Research Guides: Reshape in R: Long/Wide format

Introduction of wide and long data

A dataset can be written in two different formats: wide and long.

A wide format has values that do not repeat in the first column.

A long format has values that do repeat in the first column.

Example of wide format:

Student	Math	Literature	PE
A	99	45	56
B	73	78	55
C	12	96	57

Example of long format:

Student	Subject	Score
A	Math	99
A	Literature	45
A	PE	56
B	Math	73
B	Literature	78
B	PE	55
C	Math	12
C	Literature	96
C	PE	57

We can see that in the wide format there is no repetitive value in the first column.

Sometimes when we download the datasets of interest from the website, they are not necessarily ready for statistical analysis.
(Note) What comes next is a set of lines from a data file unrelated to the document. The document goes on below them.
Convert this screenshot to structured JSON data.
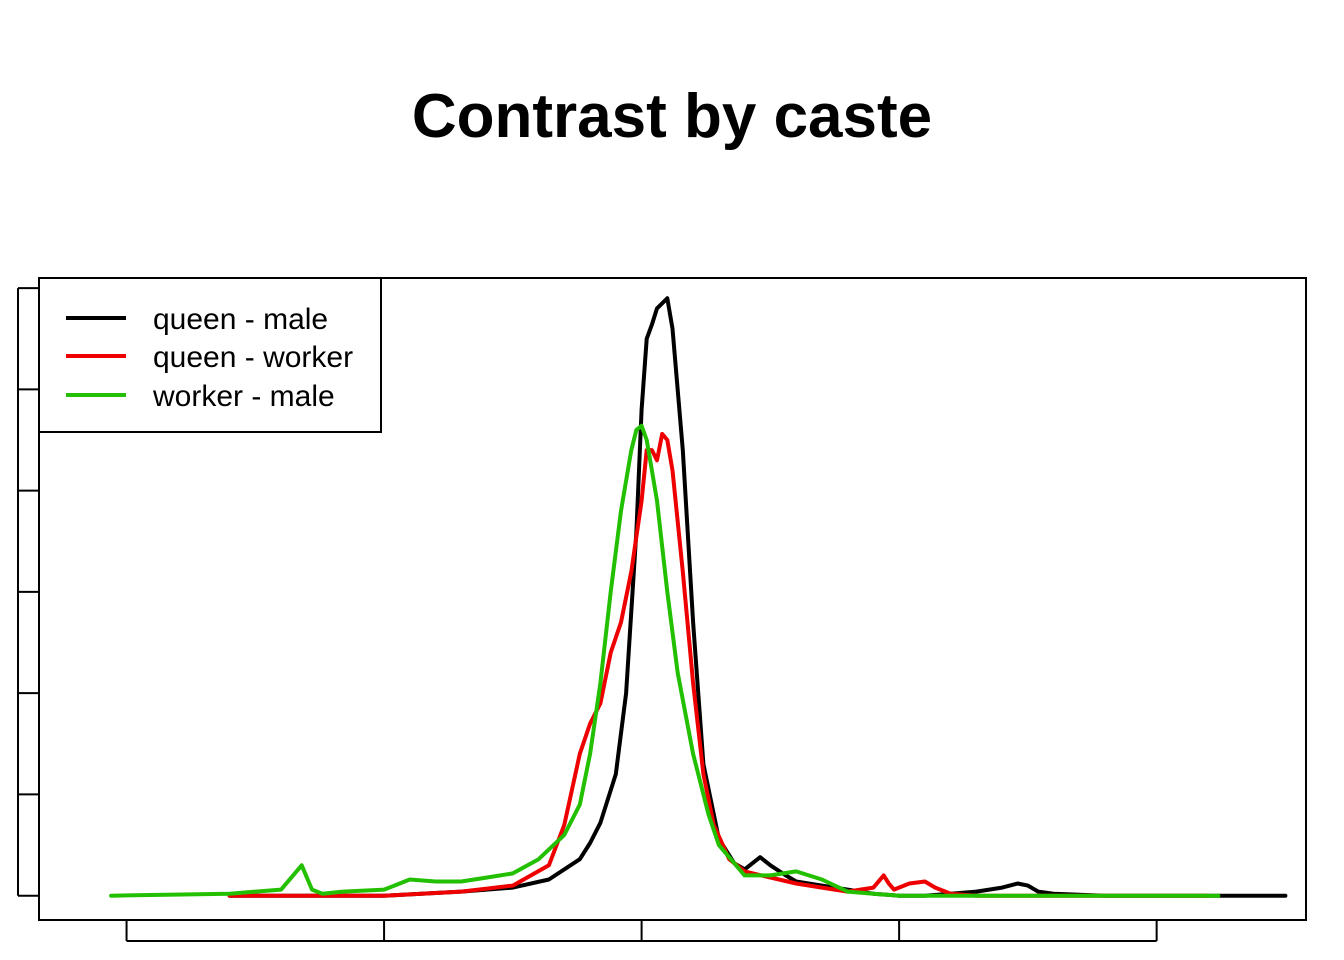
{
  "chart_data": {
    "type": "line",
    "title": "Contrast by caste",
    "xlabel": "",
    "ylabel": "",
    "xlim": [
      -1.17,
      1.29
    ],
    "ylim": [
      -0.12,
      3.05
    ],
    "x_ticks": [
      -1.0,
      -0.5,
      0.0,
      0.5,
      1.0
    ],
    "y_ticks": [
      0.0,
      0.5,
      1.0,
      1.5,
      2.0,
      2.5,
      3.0
    ],
    "show_tick_labels": false,
    "grid": false,
    "legend": {
      "position": "top-left",
      "entries": [
        "queen - male",
        "queen - worker",
        "worker - male"
      ]
    },
    "series": [
      {
        "name": "queen - male",
        "color": "#000000",
        "x": [
          -0.8,
          -0.5,
          -0.35,
          -0.25,
          -0.18,
          -0.12,
          -0.1,
          -0.08,
          -0.05,
          -0.03,
          -0.01,
          0.0,
          0.01,
          0.02,
          0.03,
          0.05,
          0.06,
          0.08,
          0.1,
          0.12,
          0.15,
          0.18,
          0.2,
          0.23,
          0.25,
          0.28,
          0.3,
          0.35,
          0.4,
          0.45,
          0.5,
          0.55,
          0.6,
          0.65,
          0.7,
          0.73,
          0.75,
          0.77,
          0.8,
          0.9,
          1.0,
          1.1,
          1.25
        ],
        "y": [
          0.0,
          0.0,
          0.02,
          0.04,
          0.08,
          0.18,
          0.26,
          0.36,
          0.6,
          1.0,
          1.8,
          2.4,
          2.75,
          2.82,
          2.9,
          2.95,
          2.8,
          2.2,
          1.35,
          0.65,
          0.28,
          0.16,
          0.13,
          0.19,
          0.15,
          0.1,
          0.07,
          0.05,
          0.03,
          0.01,
          0.0,
          0.0,
          0.01,
          0.02,
          0.04,
          0.06,
          0.05,
          0.02,
          0.01,
          0.0,
          0.0,
          0.0,
          0.0
        ]
      },
      {
        "name": "queen - worker",
        "color": "#ee0000",
        "x": [
          -0.8,
          -0.5,
          -0.35,
          -0.25,
          -0.18,
          -0.15,
          -0.12,
          -0.1,
          -0.08,
          -0.06,
          -0.04,
          -0.02,
          0.0,
          0.01,
          0.02,
          0.03,
          0.04,
          0.05,
          0.06,
          0.08,
          0.1,
          0.12,
          0.14,
          0.17,
          0.2,
          0.25,
          0.3,
          0.35,
          0.4,
          0.45,
          0.47,
          0.48,
          0.49,
          0.52,
          0.55,
          0.57,
          0.6,
          0.65,
          0.8,
          1.1
        ],
        "y": [
          0.0,
          0.0,
          0.02,
          0.05,
          0.15,
          0.35,
          0.7,
          0.85,
          0.95,
          1.2,
          1.35,
          1.6,
          1.95,
          2.2,
          2.2,
          2.15,
          2.28,
          2.25,
          2.1,
          1.6,
          1.05,
          0.6,
          0.35,
          0.18,
          0.12,
          0.09,
          0.06,
          0.04,
          0.02,
          0.04,
          0.1,
          0.06,
          0.03,
          0.06,
          0.07,
          0.04,
          0.01,
          0.0,
          0.0,
          0.0
        ]
      },
      {
        "name": "worker - male",
        "color": "#22c000",
        "x": [
          -1.03,
          -0.8,
          -0.7,
          -0.66,
          -0.64,
          -0.62,
          -0.58,
          -0.5,
          -0.48,
          -0.45,
          -0.4,
          -0.35,
          -0.3,
          -0.25,
          -0.2,
          -0.15,
          -0.12,
          -0.1,
          -0.08,
          -0.06,
          -0.04,
          -0.02,
          -0.01,
          0.0,
          0.01,
          0.02,
          0.03,
          0.05,
          0.07,
          0.1,
          0.13,
          0.15,
          0.2,
          0.25,
          0.3,
          0.35,
          0.4,
          0.45,
          0.5,
          0.6,
          0.8,
          1.0,
          1.12
        ],
        "y": [
          0.0,
          0.01,
          0.03,
          0.15,
          0.03,
          0.01,
          0.02,
          0.03,
          0.05,
          0.08,
          0.07,
          0.07,
          0.09,
          0.11,
          0.18,
          0.3,
          0.45,
          0.7,
          1.05,
          1.5,
          1.9,
          2.2,
          2.3,
          2.32,
          2.25,
          2.1,
          1.95,
          1.5,
          1.1,
          0.7,
          0.4,
          0.25,
          0.1,
          0.1,
          0.12,
          0.08,
          0.02,
          0.01,
          0.0,
          0.0,
          0.0,
          0.0,
          0.0
        ]
      }
    ]
  }
}
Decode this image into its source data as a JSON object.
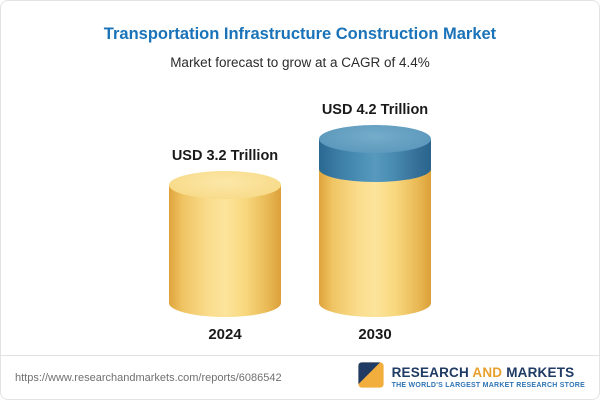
{
  "header": {
    "title": "Transportation Infrastructure Construction Market",
    "subtitle": "Market forecast to grow at a CAGR of 4.4%"
  },
  "chart_data": {
    "type": "bar",
    "title": "Transportation Infrastructure Construction Market",
    "subtitle": "Market forecast to grow at a CAGR of 4.4%",
    "categories": [
      "2024",
      "2030"
    ],
    "values": [
      3.2,
      4.2
    ],
    "value_labels": [
      "USD 3.2 Trillion",
      "USD 4.2 Trillion"
    ],
    "unit": "USD Trillion",
    "cagr": "4.4%",
    "ylim": [
      0,
      4.2
    ],
    "legend": "none",
    "grid": "off",
    "colors": {
      "base_segment": "#F7D67A",
      "growth_segment": "#3E7FA6",
      "title": "#1A73B8"
    }
  },
  "footer": {
    "url": "https://www.researchandmarkets.com/reports/6086542",
    "logo": {
      "research": "RESEARCH ",
      "and": "AND",
      "markets": " MARKETS",
      "tagline": "THE WORLD'S LARGEST MARKET RESEARCH STORE"
    }
  }
}
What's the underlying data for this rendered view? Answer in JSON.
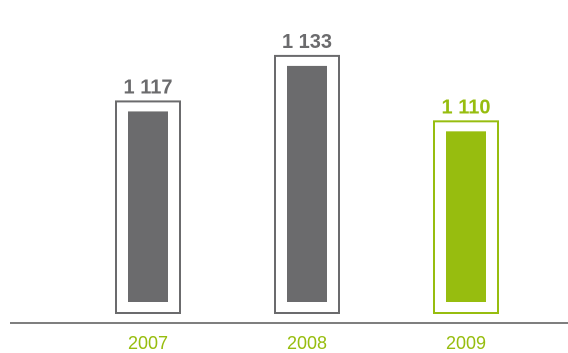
{
  "chart_data": {
    "type": "bar",
    "categories": [
      "2007",
      "2008",
      "2009"
    ],
    "values": [
      1117,
      1133,
      1110
    ],
    "value_labels": [
      "1 117",
      "1 133",
      "1 110"
    ],
    "highlight_index": 2,
    "title": "",
    "xlabel": "",
    "ylabel": "",
    "grid": false,
    "colors": {
      "bar": "#6b6b6d",
      "highlight": "#97bd0f",
      "frame": "#6b6b6d",
      "highlight_frame": "#97bd0f",
      "value_text": "#6b6b6d",
      "highlight_text": "#97bd0f",
      "axis": "#555555",
      "category_text": "#97bd0f"
    }
  }
}
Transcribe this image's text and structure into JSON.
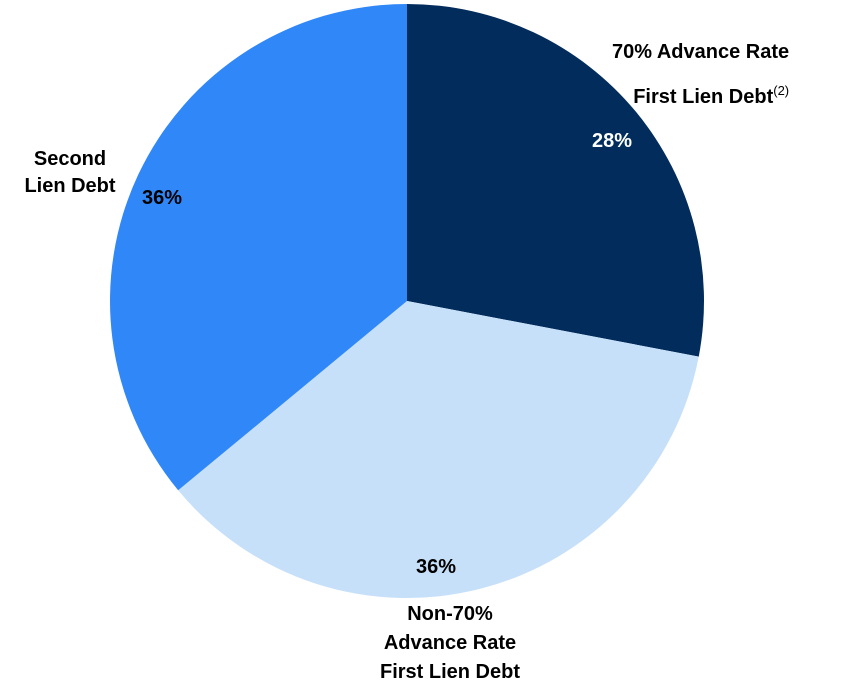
{
  "chart_data": {
    "type": "pie",
    "slices": [
      {
        "label_lines": [
          "70% Advance Rate",
          "First Lien Debt"
        ],
        "footnote": "(2)",
        "value": 28,
        "value_label": "28%",
        "color": "#022c5c",
        "value_label_color": "#ffffff"
      },
      {
        "label_lines": [
          "Non-70%",
          "Advance Rate",
          "First Lien Debt"
        ],
        "footnote": "",
        "value": 36,
        "value_label": "36%",
        "color": "#c7e0fa",
        "value_label_color": "#000000"
      },
      {
        "label_lines": [
          "Second",
          "Lien Debt"
        ],
        "footnote": "",
        "value": 36,
        "value_label": "36%",
        "color": "#3088f8",
        "value_label_color": "#000000"
      }
    ]
  }
}
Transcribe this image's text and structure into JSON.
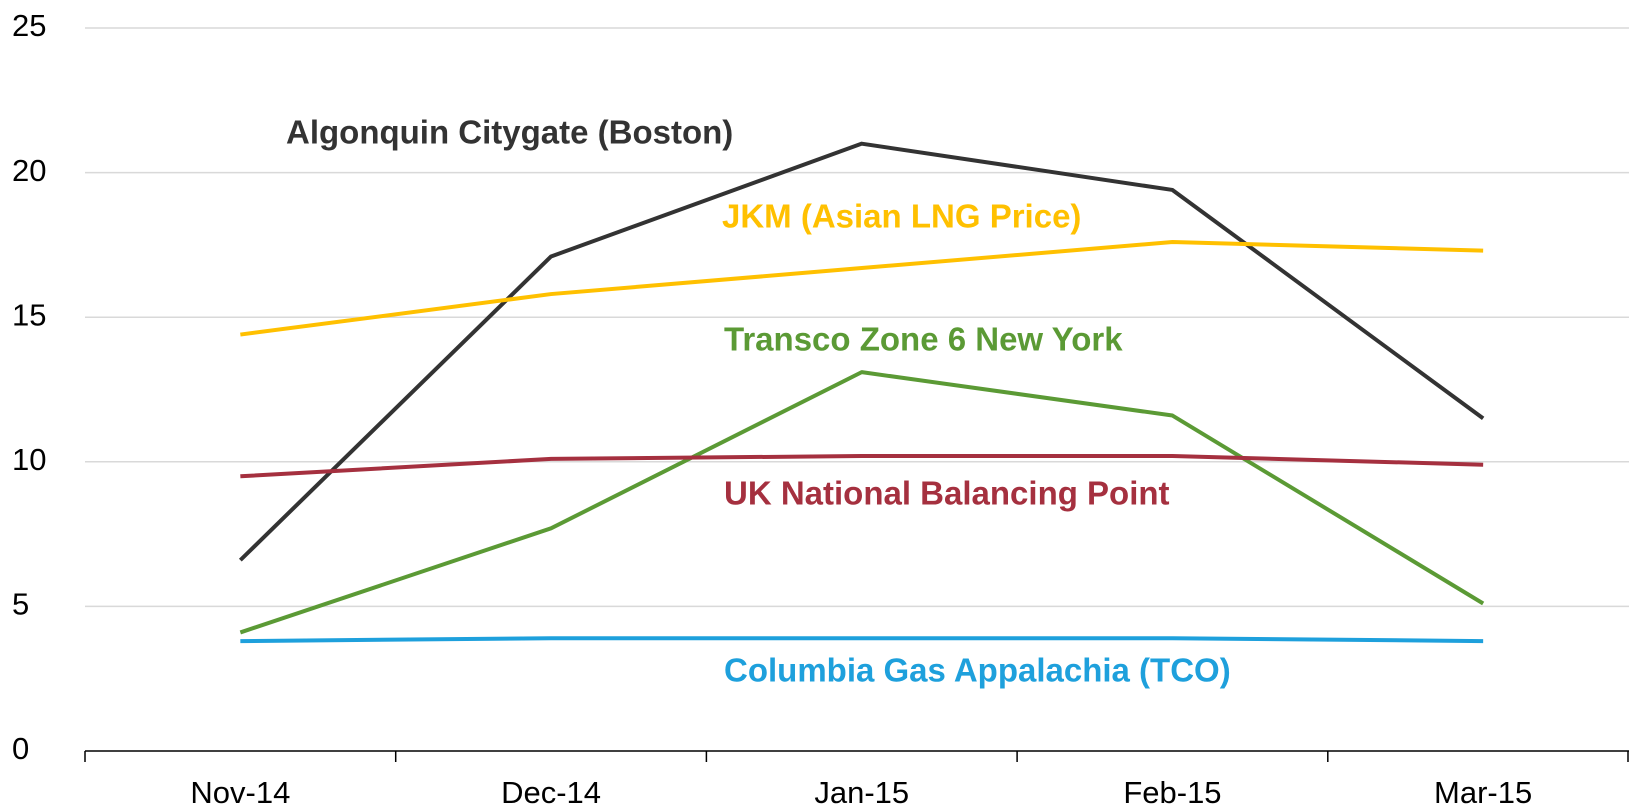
{
  "chart_data": {
    "type": "line",
    "categories": [
      "Nov-14",
      "Dec-14",
      "Jan-15",
      "Feb-15",
      "Mar-15"
    ],
    "series": [
      {
        "name": "Algonquin Citygate (Boston)",
        "color": "#333333",
        "values": [
          6.6,
          17.1,
          21.0,
          19.4,
          11.5
        ]
      },
      {
        "name": "JKM (Asian LNG Price)",
        "color": "#ffc000",
        "values": [
          14.4,
          15.8,
          16.7,
          17.6,
          17.3
        ]
      },
      {
        "name": "Transco Zone 6 New York",
        "color": "#5b9a35",
        "values": [
          4.1,
          7.7,
          13.1,
          11.6,
          5.1
        ]
      },
      {
        "name": "UK National Balancing Point",
        "color": "#a5303f",
        "values": [
          9.5,
          10.1,
          10.2,
          10.2,
          9.9
        ]
      },
      {
        "name": "Columbia Gas Appalachia (TCO)",
        "color": "#1ea0dc",
        "values": [
          3.8,
          3.9,
          3.9,
          3.9,
          3.8
        ]
      }
    ],
    "ylim": [
      0,
      25
    ],
    "yticks": [
      0,
      5,
      10,
      15,
      20,
      25
    ],
    "grid": true
  }
}
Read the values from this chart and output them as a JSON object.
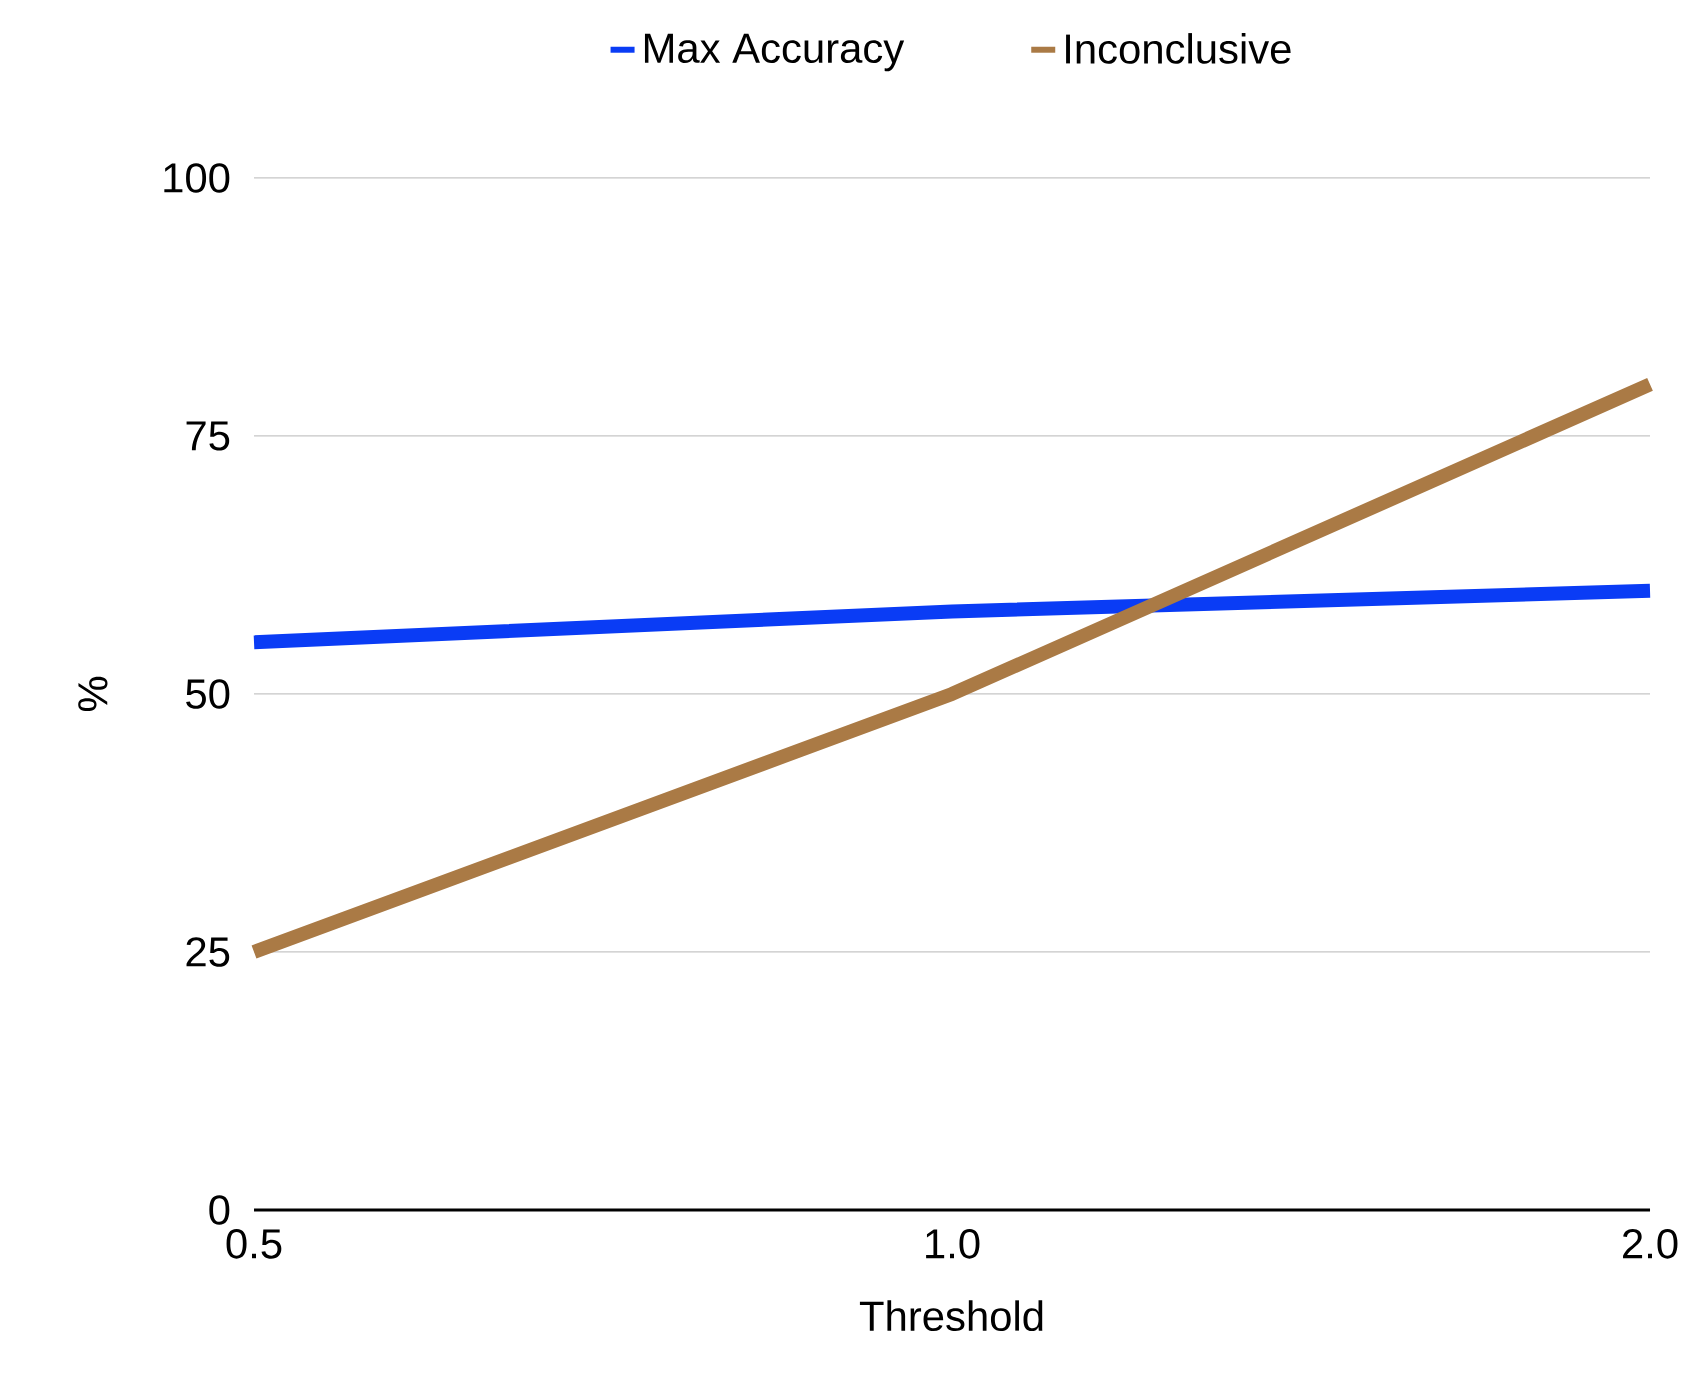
{
  "chart_data": {
    "type": "line",
    "xlabel": "Threshold",
    "ylabel": "%",
    "categories": [
      "0.5",
      "1.0",
      "2.0"
    ],
    "series": [
      {
        "name": "Max Accuracy",
        "color": "#0a3cf5",
        "values": [
          55,
          58,
          60
        ]
      },
      {
        "name": "Inconclusive",
        "color": "#aa7a45",
        "values": [
          25,
          50,
          80
        ]
      }
    ],
    "ylim": [
      0,
      100
    ],
    "yticks": [
      0,
      25,
      50,
      75,
      100
    ],
    "grid": "y",
    "legend": "top",
    "marker": "none",
    "line_style": "solid"
  }
}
Thus, we will see how to transform between these two formats in R.

Reshape wide to long

First we load the data.

rw<-read.csv("https://dss.princeton.edu/training/widetolong.csv")

This data is in the wide format.

Now we reshape this dataset.

data1= reshape(data = rw,
             idvar= "Country.Name",
             varying = 2:11, #We need to specify here the columns to be reshaped
             sep= "",
             timevar= "year",
             times = c(2017,2018,2019,2020,2021),
             new.row.names= 1:10000,
             direction = "long")

Now we can see it's in the long format now.

Reshape long to wide

Now we load this dataset in the long format.

rl<-read.csv("https://dss.princeton.edu/training/longtowide.csv")

#data source: World Bank (WDI) 2007-2021

rl.wide= reshape(data = rl,
                    idvar= "year",
                    v.names= c("GDP"),
                    timevar= "country",
                    direction = "wide")

Now we can see that it has been transformed into a wide format.